A memo on saving the Biden presidency
After a year in office, your presidency is at a low ebb, and the 52nd week could hardly have gone worse. What you are doing isn’t working.
Mr. President: After a year in office, your presidency is at a low ebb, and the 52nd week could hardly have gone worse. Most Americans don’t see you working on the problems they care about the most—the pandemic and inflation—and what you are doing isn’t working. Only 36% think your administration’s fight against the coronavirus is going well. Even fewer (30%) give you a passing grade on inflation.
On Covid, the people have specific complaints. They don’t support your effort to extend vaccine mandates and they don’t think your administration was prepared for the Omicron variant. Medical professionals have noted the failure to ramp up the procurement of home tests during the summer and fall of 2021. About 7 in 10 Americans believe that the information coming out of your pandemic task force has been confusing.
If I were you, I would pay attention to these complaints. About 1 in 5 Americans will never get vaccinated, and trying to force them has backfired. It’s time to accept this reality. If the coronavirus task force’s weekly news conferences are creating confusion, pause them until you solve the problem. Rather than a steady stream of defensive statements from senior officials, admit mistakes. People are asking what happened to the tens of billions of dollars appropriated for testing. They deserve a straight answer.
As for inflation: Blaming it on corporate greed may thrill progressives, but most economists and commentators, including Democrats, aren’t buying it. Two-thirds of people are blaming supply-chain issues, which is a lot closer to the truth. I’d be doing regular events highlighting your administration’s efforts to clear the backlog at ports and mobilize new truckers to fill the gaps in the transportation system. Even if progress is slow, people will give you credit for focusing on what they think is important.
In the long run, legislation does matter. But your legislative agenda has hit a wall, which won’t collapse because you blow your trumpet louder. You aren’t Joshua, and a miracle isn’t in the offing. It’s time to set aside what you want and take what you can get.

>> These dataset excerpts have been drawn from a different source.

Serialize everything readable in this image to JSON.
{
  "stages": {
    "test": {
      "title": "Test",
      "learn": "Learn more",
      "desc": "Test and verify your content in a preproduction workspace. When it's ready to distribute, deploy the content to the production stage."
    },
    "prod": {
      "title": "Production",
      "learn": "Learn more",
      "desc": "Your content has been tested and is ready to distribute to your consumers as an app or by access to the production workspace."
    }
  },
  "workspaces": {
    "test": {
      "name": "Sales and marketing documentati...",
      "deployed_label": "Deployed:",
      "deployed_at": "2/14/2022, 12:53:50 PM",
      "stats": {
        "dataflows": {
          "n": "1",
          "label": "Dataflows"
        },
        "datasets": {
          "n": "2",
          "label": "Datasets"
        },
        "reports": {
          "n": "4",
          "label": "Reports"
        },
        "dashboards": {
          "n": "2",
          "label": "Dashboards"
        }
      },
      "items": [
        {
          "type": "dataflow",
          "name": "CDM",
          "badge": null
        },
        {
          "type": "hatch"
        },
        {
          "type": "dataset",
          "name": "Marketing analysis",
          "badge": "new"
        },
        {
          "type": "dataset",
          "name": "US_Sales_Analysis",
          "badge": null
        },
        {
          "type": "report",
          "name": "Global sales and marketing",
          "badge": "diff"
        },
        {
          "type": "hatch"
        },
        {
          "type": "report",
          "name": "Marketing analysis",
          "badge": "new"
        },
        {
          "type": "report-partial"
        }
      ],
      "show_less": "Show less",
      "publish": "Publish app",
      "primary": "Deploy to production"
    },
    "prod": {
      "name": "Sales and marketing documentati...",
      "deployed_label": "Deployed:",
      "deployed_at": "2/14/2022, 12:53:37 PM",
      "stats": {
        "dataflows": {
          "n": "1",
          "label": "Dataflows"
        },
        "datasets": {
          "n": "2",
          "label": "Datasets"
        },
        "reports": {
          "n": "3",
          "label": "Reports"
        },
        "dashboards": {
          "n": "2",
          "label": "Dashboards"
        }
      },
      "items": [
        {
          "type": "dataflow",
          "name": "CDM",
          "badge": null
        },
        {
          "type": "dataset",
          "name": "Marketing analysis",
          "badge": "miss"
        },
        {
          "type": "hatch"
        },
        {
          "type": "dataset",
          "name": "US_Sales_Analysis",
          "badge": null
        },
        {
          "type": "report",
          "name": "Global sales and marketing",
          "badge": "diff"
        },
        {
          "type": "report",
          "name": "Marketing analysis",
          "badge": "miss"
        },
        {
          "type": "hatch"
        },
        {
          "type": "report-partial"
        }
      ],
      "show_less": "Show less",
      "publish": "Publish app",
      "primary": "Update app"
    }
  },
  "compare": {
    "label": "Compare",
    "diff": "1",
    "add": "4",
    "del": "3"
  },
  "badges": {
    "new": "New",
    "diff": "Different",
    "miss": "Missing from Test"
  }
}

This can’t happen until you stop subcontracting your priorities to the Democratic congressional leadership. If you don’t know already, find out which elements of Build Back Better dissenting Senate Democrats will accept—and make that the core of your bill. Support the nascent bipartisan efforts to fix the Electoral Count Act of 1887, whose dangerous flaws enabled Donald Trump’s failed effort to get his vice president to overturn the results of the 2020 election. Get the House to pass its version of the U.S. Innovation and Competition Act, which could help mitigate the computer chip shortage.
In 2020, many moderates and independents voted for you in the hope that you would lower the temperature of national politics. Without them, you would have lost. Now these swing voters think you haven’t tried hard enough to restore a measure of calm, and they are deserting you and the Democratic Party.
Speaking of which: I don’t know who advised you to deliver last week’s Georgia voting-rights speech, but I do know that it was a political fiasco. Many members of your own party regarded it as over-the-top and unpresidential. Others saw it as empty rhetoric. It changed few minds, and none in the Senate. It did nothing to reinforce the brand of politics that earned you the Democratic nomination and the presidency. And it made you look weak.
In the six weeks until your State of the Union address, do everything you can to get the more moderate parts of Build Back Better passed, and then use your speech to lay out what your administration has accomplished, especially in the economy. Be candid about what hasn’t worked and give people reason to hope that things will go better in the second year. Do not announce a grand new legislative agenda, but do provide Democratic candidates with a blueprint for the strongest possible fall campaign.
The good news is that the people who supported you in 2020 still like you personally and want you to succeed. Showing them that you are willing to face facts and shift strategies will help persuade them to stick with you, and it will improve Democratic prospects for the fall election.
Like it or not, your job-approval rating will influence the outcome. If it remains where it is today, Democrats will suffer large losses. If you raise it by 5 points, the party will have a fighting chance. But to make this happen, you’ll have to change course.
William A Galston is the Ezra K. Zilkha Chair in the Brookings Institution’s Governance Studies Program where he serves as a Senior Fellow.